I think I heard you correctly saying that in March was the first quarter you worked out. So many of the headwinds that unfortunately the company had faced for the last year-plus. So I guess I'm curious as we look at March and we look at April, was the company profitable on an adjusted EBITDA basis was a break-even and you weren't that far off in the first quarter and it sounds like expenses were a little bit high compared to where they're going to be going forward.

A
Alexie Edwards
executive

So what we have said, Brian, is that when we look at the monthly results, March provides us with a good indication that we have turned a corner. Q1 was impacted by COVID, forest closures in Australia. Also, there was a flood in Brisbane which the courts were shut down for, I think, 5 days. So that negative impact January and February. But based on what we have seen in the March results, it's a trend in the right direction where we believe that we're going to be profitable from EBITDA going forward based on the latest numbers we are seeing for March. We haven't disclosed our quantified April yet, so we cannot speak to that.
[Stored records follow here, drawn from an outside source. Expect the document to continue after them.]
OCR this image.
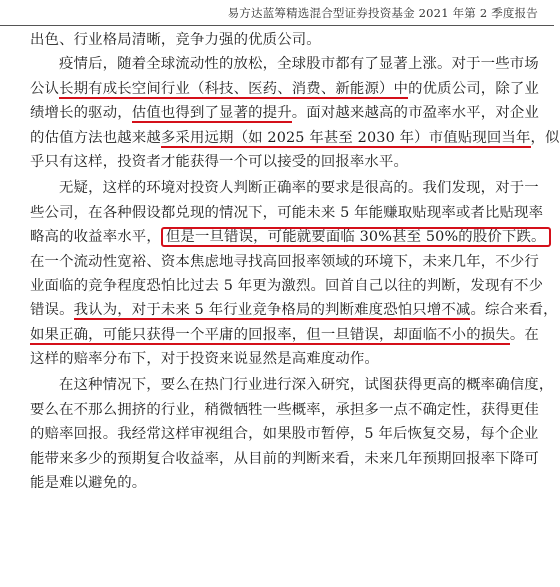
易方达蓝筹精选混合型证券投资基金 2021 年第 2 季度报告
出色、行业格局清晰，竞争力强的优质公司。
疫情后，随着全球流动性的放松，全球股市都有了显著上涨。对于一些市场
公认长期有成长空间行业（科技、医药、消费、新能源）中的优质公司，除了业
绩增长的驱动，估值也得到了显著的提升。面对越来越高的市盈率水平，对企业
的估值方法也越来越多采用远期（如 2025 年甚至 2030 年）市值贴现回当年，似
乎只有这样，投资者才能获得一个可以接受的回报率水平。
无疑，这样的环境对投资人判断正确率的要求是很高的。我们发现，对于一
些公司，在各种假设都兑现的情况下，可能未来 5 年能赚取贴现率或者比贴现率
略高的收益率水平， 但是一旦错误，可能就要面临 30%甚至 50%的股价下跌。
在一个流动性宽裕、资本焦虑地寻找高回报率领域的环境下，未来几年，不少行
业面临的竞争程度恐怕比过去 5 年更为激烈。回首自己以往的判断，发现有不少
错误。我认为，对于未来 5 年行业竞争格局的判断难度恐怕只增不减。综合来看，
如果正确，可能只获得一个平庸的回报率，但一旦错误，却面临不小的损失。在
这样的赔率分布下，对于投资来说显然是高难度动作。
在这种情况下，要么在热门行业进行深入研究，试图获得更高的概率确信度，
要么在不那么拥挤的行业，稍微牺牲一些概率，承担多一点不确定性，获得更佳
的赔率回报。我经常这样审视组合，如果股市暂停，5 年后恢复交易，每个企业
能带来多少的预期复合收益率，从目前的判断来看，未来几年预期回报率下降可
能是难以避免的。
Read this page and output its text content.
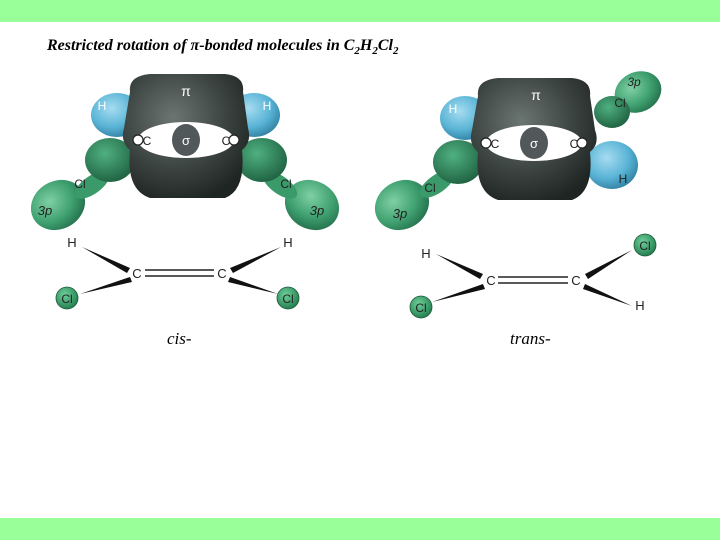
Restricted rotation of π-bonded molecules in $C_2H_2Cl_2$
π
sp² σ sp²
C	C
H	H
Cl	Cl
3p	3p
H	H
C	C
Cl	Cl
π
sp² σ sp²
C	C
H	Cl
3p
Cl
3p
H
H
H
C	C
Cl
Cl
cis-	trans-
But based on what we are seeing in March, we seem to turn in the right direction.

Operator

There are no further questions at this time. I would like to turn the conference back over to Susan Sumner for closing remarks.

S
Susan Sumner
executive

Thank you guys for your time today. We really were excited about spending time talking about Q1 2022. We certainly wish Seb and his family the best. And I know he looks forward to speaking with everyone at the AGM on June 7 and participating in Q2 results later this summer. I hope you all have a great and safe weekend.

Operator

This concludes today's conference call. Thank you for attending. You may now disconnect.